At this point, I felt like I WAS in 1974.
But the facts tell me otherwise. I see three framed diplomas on my wall. I’m the mother of two college-bound teenagers, with a box full of color brochures to show for it. I’ve been the owner of three automobiles and four residential properties over the past two decades, and more insurance policies than I care to count. Fifteen years of tax returns show a nice steady progression from my first full-time summer job at S. Klein Department Store, through a Wall Street stint in the late 1980’s. I adhered to the social contract and did my part to fill my home with the trappings of the American Dream, even earning nicely as a temporary part-timer through marriage, pregnancy, family crises, 9/11/01 and the crash of Flight 587. I have been an upstanding citizen—really.
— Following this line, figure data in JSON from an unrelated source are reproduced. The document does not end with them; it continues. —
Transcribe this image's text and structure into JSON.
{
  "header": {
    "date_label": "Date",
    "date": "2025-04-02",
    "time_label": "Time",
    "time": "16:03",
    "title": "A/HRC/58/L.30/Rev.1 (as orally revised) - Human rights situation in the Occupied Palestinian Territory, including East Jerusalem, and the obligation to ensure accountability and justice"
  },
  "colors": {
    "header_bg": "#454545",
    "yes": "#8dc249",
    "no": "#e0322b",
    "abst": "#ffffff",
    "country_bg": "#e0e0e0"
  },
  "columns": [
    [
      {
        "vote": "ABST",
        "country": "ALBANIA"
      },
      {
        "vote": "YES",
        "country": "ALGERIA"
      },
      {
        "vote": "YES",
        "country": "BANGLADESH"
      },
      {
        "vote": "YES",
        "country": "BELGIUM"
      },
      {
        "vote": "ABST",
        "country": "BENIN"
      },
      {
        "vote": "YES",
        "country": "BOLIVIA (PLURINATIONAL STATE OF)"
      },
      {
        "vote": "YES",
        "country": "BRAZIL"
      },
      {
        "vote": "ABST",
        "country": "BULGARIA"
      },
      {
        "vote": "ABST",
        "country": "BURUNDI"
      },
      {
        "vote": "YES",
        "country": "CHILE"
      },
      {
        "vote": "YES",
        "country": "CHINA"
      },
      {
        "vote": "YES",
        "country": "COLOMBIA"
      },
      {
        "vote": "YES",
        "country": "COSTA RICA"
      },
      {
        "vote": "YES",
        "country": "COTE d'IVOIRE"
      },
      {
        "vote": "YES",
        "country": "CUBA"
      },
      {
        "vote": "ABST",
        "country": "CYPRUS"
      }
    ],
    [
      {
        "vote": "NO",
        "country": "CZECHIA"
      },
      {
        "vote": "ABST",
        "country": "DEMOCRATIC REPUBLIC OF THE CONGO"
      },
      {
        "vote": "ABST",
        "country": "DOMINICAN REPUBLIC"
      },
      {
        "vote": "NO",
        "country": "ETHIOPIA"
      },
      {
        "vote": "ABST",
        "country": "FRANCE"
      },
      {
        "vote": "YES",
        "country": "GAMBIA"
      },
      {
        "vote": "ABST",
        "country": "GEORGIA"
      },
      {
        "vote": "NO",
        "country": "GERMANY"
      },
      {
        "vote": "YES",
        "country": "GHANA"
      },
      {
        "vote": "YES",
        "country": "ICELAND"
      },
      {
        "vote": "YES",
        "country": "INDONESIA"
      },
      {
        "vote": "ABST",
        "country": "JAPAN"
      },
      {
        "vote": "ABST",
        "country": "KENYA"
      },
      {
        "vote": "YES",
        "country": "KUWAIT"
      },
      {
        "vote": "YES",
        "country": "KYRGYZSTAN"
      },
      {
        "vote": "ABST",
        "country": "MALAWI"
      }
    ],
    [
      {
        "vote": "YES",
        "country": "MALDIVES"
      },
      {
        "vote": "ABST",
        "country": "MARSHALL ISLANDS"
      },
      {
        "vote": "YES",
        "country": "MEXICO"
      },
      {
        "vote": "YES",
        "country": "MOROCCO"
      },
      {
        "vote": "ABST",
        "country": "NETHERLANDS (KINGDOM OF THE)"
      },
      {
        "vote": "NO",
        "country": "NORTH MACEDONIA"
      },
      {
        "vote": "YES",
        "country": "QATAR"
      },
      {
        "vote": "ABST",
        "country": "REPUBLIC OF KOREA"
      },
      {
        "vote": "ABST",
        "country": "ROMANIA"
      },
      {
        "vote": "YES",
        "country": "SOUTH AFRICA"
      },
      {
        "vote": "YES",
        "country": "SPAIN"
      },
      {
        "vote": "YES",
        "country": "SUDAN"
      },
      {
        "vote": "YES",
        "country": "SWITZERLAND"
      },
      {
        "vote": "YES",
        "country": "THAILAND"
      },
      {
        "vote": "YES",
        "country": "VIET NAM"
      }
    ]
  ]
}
The question is—do I count anymore, now that I’ve received my first senior discount at Waldbaum’s? If so, how much? Do I count as just one vote to be cast among the vast numbers in the electorate? I don’t own Toys R’ Us, The New York Giants, or Barclay’s Arena. Perhaps I’d count more if I made a million dollars or owned a sports team or conglomerate. Instead, I’m just a passionate volunteer community activist and writer.
I will go to the polls in November, and decide whether to vote for the red, blue, or green team. I know both of the New York State Senate candidates (Joseph Addabbo, Jr. and Eric Ulrich) personally, and believe both are very fit to serve. Having said that, they both favor introduction of gaming tables at the already successful Resorts World Casino, yet fail to support restoration of the Whitepot Junction train line from Ozone Park to Rego Park, which would provide us with a quicker commute to Manhattan and jobs in other parts of Queens. Believe me, Woodhaven Boulevard is going to get a lot more congested,
so we need that train line!
I ask all of our elected officials–when will the people of Queens, who welcomed this casino, get something in return, besides a passel of minimum wage jobs? And when will you, who step forward to lead, show more respect for the remaining ecosystems we have here along the bay and the coast? I think it takes enormous courage these days to defend what is wild, natural and beautiful, particularly where there is money to be made. On this subject, it should be mentioned that Addabbo has opposed fracking for natural gas, but Ulrich, disappointingly, has not. Fracking is a dangerous and greedy sport whose playing field is the fresh underground aquifers of the State of New York.
I wish this were just a football game. And sometimes, I wish it were 1974.